DOCUMENTARY REVIEW: THE 8th

The 8th is an important and poignant documentary following the grassroots activism led by Ailbhe Smyth and Andrea Horan of the women to overturn the 1983 referendum decision to add the 8th amendment to the Irish constitution that gave the unborn equal rights to life as the mother. This is a documentary about more than the right to an abortion. It is about the value of Irish women in their own society and using their original superpower: their voice to enforce their human right, control over their own body.

What’s interesting is that most will know what the outcome of the 2018 referendum was but as the film points out, the same number of people who voted for the 8th amendment now voted to have it overturned.

Whilst the documentary is squarely focused on the campaign that led to the successful overturning of the restrictive 8th amendment. It delves deeper to look at Irish society, the role of women and of course the church both back in 1983 and then in 2017. Their power having been diminished but the women of Ireland would not be diminished. The documentary highlights certain important moments in the struggle to have this restrictive amendment overturned: the 12 year old girl raped by a school friend’s father who was not initially allowed to go to England to seek an abortion and Savita Halappanavar in 2012,  who had suffered a partial miscarriage and sought to have an abortion to remove the embryo but was denied that. Had she been granted the abortion, she would still be alive today.

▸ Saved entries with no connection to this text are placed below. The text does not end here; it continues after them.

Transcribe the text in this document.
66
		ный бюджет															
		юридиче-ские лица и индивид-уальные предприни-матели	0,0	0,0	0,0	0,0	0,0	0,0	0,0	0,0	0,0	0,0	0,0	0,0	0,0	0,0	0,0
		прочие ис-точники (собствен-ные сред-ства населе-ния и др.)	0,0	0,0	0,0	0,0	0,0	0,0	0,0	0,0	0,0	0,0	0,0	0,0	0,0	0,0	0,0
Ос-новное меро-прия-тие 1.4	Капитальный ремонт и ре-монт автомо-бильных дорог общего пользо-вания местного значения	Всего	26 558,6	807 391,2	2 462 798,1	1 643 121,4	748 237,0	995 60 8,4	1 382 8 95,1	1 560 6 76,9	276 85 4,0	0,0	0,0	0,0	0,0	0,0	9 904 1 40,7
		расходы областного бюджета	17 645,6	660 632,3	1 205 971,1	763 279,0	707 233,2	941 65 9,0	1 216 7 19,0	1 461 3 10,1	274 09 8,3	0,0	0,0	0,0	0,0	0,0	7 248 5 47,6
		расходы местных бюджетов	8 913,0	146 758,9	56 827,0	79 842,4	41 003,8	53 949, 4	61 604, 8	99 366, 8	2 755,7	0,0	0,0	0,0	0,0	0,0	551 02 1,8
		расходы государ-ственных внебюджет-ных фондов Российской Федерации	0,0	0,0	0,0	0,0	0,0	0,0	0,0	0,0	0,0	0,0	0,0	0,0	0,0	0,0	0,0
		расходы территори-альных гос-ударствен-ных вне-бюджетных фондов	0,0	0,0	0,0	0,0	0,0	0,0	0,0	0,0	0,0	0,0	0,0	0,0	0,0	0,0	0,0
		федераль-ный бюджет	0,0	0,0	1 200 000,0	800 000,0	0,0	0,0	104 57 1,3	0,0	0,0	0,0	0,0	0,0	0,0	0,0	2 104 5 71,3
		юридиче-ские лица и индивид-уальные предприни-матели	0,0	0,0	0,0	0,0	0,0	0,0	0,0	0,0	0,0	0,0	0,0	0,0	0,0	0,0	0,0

The documentary is quite traditional in the format it uses to follow the two women and a host of others who are all campaigning to repeal the 8th together with footage from historical newsreels, debates and voice overs of women who had abortions. Clearly, as a record of the monumental 2018 referendum, it is incredibly valuable. However, the issue this documentary slightly suffers from is not really providing more time to hear the motivations of those people who wanted to keep the 8th amendment, especially any young people that wanted to keep it.

The 8th documentary is about abortion and the women of Ireland who came together to say they would be silenced no more.